The US military will not punish a marine who performed an obscenity-laced song to a cheering crowd of fellow troops in Iraq making light of killing Iraqis, the Marine Corps said today.
The marines two weeks ago launched a preliminary inquiry into whether Corporal Joshua Belile, who returned home from Iraq in March, violated military law in singing the song, a four-minute video of which was posted on the Internet.
In the song, titled Hadji Girl, Belile sang to fellow troops at a base in Iraq about encountering an Iraqi woman and her family. I grabbed her little sister and put her in front of me. As the bullets began to fly, the blood sprayed from between her eyes, and then I laughed maniacally, he sang.
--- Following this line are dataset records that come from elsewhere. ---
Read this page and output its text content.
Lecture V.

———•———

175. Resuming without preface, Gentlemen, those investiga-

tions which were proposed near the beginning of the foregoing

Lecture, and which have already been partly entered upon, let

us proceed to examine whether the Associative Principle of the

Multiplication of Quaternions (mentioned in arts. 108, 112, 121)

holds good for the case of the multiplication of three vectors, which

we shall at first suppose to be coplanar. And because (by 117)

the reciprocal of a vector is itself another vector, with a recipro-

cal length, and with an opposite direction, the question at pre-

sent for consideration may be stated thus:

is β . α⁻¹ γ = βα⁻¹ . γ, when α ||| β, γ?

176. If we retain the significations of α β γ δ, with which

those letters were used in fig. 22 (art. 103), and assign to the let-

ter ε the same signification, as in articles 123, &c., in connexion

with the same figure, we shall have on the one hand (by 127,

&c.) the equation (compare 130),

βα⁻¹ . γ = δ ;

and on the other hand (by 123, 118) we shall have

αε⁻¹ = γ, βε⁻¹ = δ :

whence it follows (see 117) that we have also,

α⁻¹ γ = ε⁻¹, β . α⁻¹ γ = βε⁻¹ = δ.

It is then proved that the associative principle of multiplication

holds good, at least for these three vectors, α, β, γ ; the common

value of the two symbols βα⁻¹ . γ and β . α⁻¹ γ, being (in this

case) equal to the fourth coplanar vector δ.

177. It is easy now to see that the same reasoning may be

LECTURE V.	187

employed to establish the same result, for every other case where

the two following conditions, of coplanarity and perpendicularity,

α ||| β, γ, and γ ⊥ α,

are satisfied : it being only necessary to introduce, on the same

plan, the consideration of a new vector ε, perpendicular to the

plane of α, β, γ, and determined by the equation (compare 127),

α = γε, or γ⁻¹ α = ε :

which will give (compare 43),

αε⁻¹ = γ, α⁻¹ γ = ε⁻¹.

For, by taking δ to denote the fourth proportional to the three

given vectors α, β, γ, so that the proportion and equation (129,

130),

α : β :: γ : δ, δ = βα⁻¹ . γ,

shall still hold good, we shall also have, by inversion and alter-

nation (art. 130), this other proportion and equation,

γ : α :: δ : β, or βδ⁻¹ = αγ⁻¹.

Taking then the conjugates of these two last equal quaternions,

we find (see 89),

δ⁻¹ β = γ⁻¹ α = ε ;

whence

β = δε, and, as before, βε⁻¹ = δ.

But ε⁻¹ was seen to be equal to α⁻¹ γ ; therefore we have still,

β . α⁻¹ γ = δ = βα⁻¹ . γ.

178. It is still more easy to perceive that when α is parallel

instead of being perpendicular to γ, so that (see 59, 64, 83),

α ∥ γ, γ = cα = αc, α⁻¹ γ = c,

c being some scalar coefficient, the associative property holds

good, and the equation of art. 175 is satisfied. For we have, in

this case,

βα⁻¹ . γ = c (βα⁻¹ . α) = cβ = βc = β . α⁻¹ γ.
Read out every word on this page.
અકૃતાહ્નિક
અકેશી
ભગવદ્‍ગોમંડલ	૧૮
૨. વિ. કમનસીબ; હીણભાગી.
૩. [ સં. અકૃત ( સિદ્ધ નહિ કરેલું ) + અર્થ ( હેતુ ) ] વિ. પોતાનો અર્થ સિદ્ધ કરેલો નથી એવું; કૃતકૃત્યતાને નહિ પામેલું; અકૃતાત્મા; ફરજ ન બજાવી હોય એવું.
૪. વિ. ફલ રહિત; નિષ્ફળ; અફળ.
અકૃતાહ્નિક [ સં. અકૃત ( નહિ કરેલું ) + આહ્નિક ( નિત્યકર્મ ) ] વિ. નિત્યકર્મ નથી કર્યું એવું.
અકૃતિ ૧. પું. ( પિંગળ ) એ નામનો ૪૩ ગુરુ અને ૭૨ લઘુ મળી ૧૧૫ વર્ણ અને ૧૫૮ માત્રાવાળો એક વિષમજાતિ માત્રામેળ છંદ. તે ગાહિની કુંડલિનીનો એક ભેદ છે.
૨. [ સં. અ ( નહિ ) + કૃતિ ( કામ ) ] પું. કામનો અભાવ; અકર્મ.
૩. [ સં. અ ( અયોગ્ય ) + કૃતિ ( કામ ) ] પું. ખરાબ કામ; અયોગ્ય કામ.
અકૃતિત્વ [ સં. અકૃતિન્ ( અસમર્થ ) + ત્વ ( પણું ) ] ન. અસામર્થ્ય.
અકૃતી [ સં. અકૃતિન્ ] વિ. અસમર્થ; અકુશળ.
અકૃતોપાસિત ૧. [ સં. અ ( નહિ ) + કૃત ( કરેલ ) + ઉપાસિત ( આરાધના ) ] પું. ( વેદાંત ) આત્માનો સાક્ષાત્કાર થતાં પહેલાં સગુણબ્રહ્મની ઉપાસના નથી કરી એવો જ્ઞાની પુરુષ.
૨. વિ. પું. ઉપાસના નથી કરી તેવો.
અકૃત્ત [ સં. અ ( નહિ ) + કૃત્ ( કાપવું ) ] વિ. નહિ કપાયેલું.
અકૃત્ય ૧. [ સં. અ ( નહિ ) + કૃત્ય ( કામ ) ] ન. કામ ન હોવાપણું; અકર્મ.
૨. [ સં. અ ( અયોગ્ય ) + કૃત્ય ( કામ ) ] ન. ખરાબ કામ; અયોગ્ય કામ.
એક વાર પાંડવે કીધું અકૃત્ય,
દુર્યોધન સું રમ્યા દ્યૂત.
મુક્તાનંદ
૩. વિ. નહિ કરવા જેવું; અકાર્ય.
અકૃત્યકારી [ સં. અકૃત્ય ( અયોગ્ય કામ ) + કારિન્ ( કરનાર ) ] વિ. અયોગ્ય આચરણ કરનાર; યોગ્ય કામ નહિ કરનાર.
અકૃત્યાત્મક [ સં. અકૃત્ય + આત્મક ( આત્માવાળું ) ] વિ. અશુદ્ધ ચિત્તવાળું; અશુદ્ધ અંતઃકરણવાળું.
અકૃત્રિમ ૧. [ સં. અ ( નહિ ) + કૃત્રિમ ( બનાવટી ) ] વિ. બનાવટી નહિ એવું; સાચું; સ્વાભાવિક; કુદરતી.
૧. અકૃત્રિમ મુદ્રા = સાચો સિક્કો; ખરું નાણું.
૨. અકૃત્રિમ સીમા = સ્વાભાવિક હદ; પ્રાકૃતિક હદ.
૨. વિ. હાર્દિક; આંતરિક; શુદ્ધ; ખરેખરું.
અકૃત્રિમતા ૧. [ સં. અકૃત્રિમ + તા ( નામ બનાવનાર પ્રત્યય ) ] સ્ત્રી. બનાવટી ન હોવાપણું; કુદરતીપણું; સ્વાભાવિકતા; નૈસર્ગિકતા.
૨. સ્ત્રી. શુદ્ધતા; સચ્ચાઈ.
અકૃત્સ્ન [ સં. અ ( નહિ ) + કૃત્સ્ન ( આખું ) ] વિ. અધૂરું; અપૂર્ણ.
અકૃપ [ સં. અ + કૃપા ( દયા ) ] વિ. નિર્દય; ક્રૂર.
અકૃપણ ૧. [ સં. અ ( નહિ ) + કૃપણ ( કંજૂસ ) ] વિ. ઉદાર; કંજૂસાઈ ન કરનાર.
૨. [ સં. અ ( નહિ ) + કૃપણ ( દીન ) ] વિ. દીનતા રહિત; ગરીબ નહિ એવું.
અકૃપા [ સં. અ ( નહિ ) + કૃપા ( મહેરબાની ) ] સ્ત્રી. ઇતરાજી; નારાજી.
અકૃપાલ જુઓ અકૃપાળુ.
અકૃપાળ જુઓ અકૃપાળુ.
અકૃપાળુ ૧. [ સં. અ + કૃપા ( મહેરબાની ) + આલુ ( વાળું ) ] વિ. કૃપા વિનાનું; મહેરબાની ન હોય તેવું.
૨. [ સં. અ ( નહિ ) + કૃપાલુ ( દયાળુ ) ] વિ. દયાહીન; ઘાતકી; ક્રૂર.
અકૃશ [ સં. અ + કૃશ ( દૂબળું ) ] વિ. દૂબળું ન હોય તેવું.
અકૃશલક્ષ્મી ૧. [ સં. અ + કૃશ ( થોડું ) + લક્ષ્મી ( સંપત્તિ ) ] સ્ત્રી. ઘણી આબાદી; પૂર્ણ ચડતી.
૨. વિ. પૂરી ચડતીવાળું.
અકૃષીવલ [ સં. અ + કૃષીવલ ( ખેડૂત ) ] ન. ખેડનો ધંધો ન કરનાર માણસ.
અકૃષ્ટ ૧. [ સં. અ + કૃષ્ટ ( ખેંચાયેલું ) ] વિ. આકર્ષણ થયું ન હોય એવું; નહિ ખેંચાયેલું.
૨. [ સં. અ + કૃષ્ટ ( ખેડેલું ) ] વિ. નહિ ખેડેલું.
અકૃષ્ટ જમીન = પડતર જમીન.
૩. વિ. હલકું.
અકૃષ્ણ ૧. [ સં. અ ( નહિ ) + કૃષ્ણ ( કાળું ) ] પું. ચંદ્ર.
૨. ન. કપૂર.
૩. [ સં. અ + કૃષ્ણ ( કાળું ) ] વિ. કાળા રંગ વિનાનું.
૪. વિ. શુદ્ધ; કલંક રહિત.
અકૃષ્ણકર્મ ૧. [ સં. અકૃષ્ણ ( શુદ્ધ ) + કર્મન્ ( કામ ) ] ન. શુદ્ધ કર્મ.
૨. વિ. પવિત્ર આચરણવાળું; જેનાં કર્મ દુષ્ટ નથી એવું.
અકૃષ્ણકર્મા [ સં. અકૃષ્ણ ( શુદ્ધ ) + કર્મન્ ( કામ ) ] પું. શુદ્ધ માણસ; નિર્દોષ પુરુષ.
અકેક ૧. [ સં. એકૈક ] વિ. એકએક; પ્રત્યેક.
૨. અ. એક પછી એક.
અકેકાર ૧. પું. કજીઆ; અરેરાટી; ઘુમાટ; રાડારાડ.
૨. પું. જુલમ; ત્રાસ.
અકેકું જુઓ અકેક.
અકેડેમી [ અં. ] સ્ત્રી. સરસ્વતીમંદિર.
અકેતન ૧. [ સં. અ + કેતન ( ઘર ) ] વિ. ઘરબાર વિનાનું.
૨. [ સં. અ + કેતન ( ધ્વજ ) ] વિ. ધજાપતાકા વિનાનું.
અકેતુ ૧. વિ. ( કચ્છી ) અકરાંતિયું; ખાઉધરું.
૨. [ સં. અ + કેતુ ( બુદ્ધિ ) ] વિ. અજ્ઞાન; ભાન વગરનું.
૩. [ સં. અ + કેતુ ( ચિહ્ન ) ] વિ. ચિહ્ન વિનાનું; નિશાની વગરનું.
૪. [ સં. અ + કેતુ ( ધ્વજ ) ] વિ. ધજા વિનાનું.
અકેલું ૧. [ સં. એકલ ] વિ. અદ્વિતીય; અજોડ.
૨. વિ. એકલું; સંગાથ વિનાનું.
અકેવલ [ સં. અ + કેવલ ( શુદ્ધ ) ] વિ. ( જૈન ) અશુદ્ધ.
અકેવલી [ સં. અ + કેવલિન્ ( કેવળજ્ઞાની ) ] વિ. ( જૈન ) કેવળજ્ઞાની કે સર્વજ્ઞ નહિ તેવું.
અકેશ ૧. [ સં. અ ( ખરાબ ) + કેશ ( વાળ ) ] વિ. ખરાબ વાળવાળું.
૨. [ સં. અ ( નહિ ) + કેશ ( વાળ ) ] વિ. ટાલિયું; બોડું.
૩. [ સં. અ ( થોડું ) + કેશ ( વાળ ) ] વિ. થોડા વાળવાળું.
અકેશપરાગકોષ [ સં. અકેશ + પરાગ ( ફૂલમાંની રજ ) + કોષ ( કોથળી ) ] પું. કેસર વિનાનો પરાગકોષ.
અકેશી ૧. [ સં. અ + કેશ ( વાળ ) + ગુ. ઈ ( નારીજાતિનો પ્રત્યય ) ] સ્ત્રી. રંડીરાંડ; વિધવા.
‘‘The preliminary inquiry has been concluded. No punitive action will be taken against Corporal Belile. And there will be no further investigation,’’ said Maj Shawn Haney, a spokeswoman at Marine Corps Air Station Cherry Point in North Carolina.
Belile, who is stationed at Marine Corps Air Station New River in North Carolina and is a member of a band called the Sweater Kittenz, this month apologised if the song hurt anyone’s feelings.
He told the Daily News in Jacksonville, the song was ‘‘supposed to be funny’’, with lyrics based on lines from the 2004 satirical movie Team America: World Police.